Almost an hour into a tie that burned imperceptibly until its unlikely late combustion, Arsenal were treated to a glimpse of exactly who was in charge. They had won possession just outside Porto’s penalty area and Kai Havertz, advancing with purpose, saw a chance to play Gabriel Martinelli through. Instead the ball ended up with Pepe, gimlet-eyed and perfectly positioned. Seconds later he had carried it 30 yards up the pitch before sliding a precise pass through the midfield to Evanilson, sending the hosts away once again. There was a sense he could have done it all again with a blindfold.
On Monday, Pepe will turn 41. Blowing out all those candles may take more exertion than a pallid Arsenal attack demanded but that moment of authority, the brushing aside of nascent threat, the upright strut that has been a feature of elite football for two decades, spoke of the bigger picture.
Arsenal’s past failures in the last 16 have been intricately documented but there had justifiably been high anticipation around their return. In the event they failed to land a blow on Pepe and Porto: old dogs who had little attention of standing around to watch new tricks.
Long after Arsenal had made haste down the tunnel, Porto’s players huddled in a circle while Estádio Do Dragão’s choirs went through the repertoire of club anthems. The song for Mikel Arteta was rather more familiar: perhaps a footballing equivalent of the melancholic fado ballads that echo around some of the local bars.
It is a tune that laments naivety and foggy decision making against continental opponents schooled in the art of setting traps. Arteta heard it often enough as a player in north London and, after Martinelli sought Bukayo Saka with a needless Hollywood pass in the final minute of added time, it struck up again. The Porto goalkeeper, Diogo Costa, had spoken cryptically of exposing Arsenal’s weaknesses and Galeno honoured the promise by arcing a thrilling finish around David Raya.
Costa’s optimism apart, the noise around Porto had been profoundly negative in the buildup. They are currently passengers in the Portuguese title race and the long-serving Sérgio Conceição, a rival to Arteta in the touchline expressiveness stakes, has felt the wrath of their support. Lore had it that they were not up to the level of knockout Champions League football this time. As proceedings unfolded, that became irrelevant. Porto have passed the group stage seven times in the last decade: if nothing else, they knew the level intimately.

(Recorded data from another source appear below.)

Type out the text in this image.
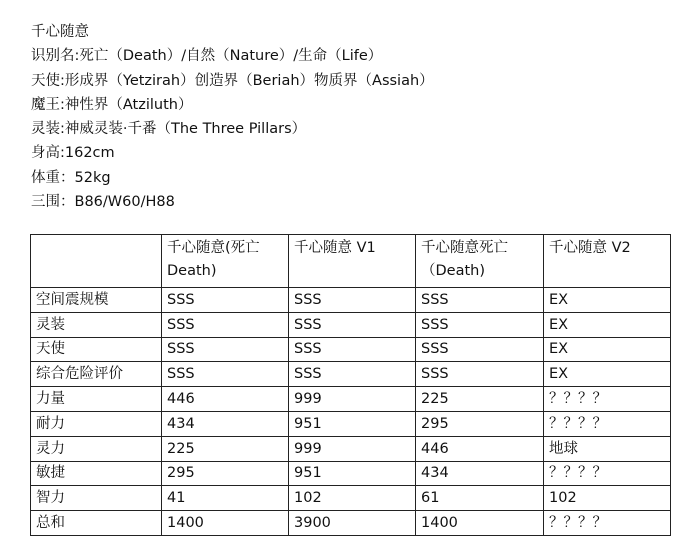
千心随意
识别名:死亡（Death）/自然（Nature）/生命（Life）
天使:形成界（Yetzirah）创造界（Beriah）物质界（Assiah）
魔王:神性界（Atziluth）
灵装:神威灵装·千番（The Three Pillars）
身高:162cm
体重：52kg
三围：B86/W60/H88
	千心随意(死亡Death)	千心随意 V1	千心随意死亡（Death)	千心随意 V2
空间震规模	SSS	SSS	SSS	EX
灵装	SSS	SSS	SSS	EX
天使	SSS	SSS	SSS	EX
综合危险评价	SSS	SSS	SSS	EX
力量	446	999	225	？？？？
耐力	434	951	295	？？？？
灵力	225	999	446	地球
敏捷	295	951	434	？？？？
智力	41	102	61	102
总和	1400	3900	1400	？？？？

That knowledge helped Conceição, no longer one of Europe’s bright young coaches at 49 but still a formidable operator, win the battle of strategies against his counterpart. Porto were compact, athletic, quick to close space and happy to test Arsenal on the counter. While Pepe, who made up for the lack of a centre-forward to needle by contributing to penalty box chaos at the visitors’ set pieces, purred at the back there were impressive exhibitions of ball carrying from his 26-year-old namesake further upfield. Conceição knew Porto would have to pick their moments but they retained a threat all evening.
By contrast Arsenal carried little menace. It was one of those nights when Gabriel Jesus, still sidelined, might have infused his peers with an added shot of intensity. They had not failed to land a shot on target since losing at Nottingham Forest in the FA Cup third round a little over two years ago. That particular match infuriated Arteta, who fumed about a lack of hunger afterwards. Such an accusation would not have been valid this time; instead Arteta detected a purposelessness, perhaps a timidity in the face of Porto’s physicality, and above all a lack of clarity that ultimately brought their undoing.
There will be no rush to proclaim this a terminal setback. Arsenal have the tools to pull well clear at the Emirates in just under three weeks; they will still be favoured to reach a first quarter-final in 14 years and will pose considerably more threat than the headers from their centre-backs, William Saliba and Gabriel Magalhães, that passed for their best chances here. If the history books are to be leant upon in foreboding, they can also be wielded for the opposite effect: they made it to that stage in 2010 by beating Porto 5-0 at home, having lost by a one-goal margin in the first leg.
But, like his team, Arteta must prove he has learned from bad experiences. During his reign Arsenal have come unstuck in second legs at home against Olympiakos and, surprisingly last season, Sporting. He cannot afford it to become a recurring pattern.
Perhaps, a decade or so down the line, some of Arteta’s players will have matched Pepe’s three Champions League titles with Real Madrid. Maybe they will be dealing lessons to highly favoured upstarts and reminding them that, for all the change in modern football and all the Premier League’s outward supremacy, history and stature still act as levellers when it matters. This may only have been the slightest of pebbles on the road, but Arsenal’s coronation as contenders must wait a little longer.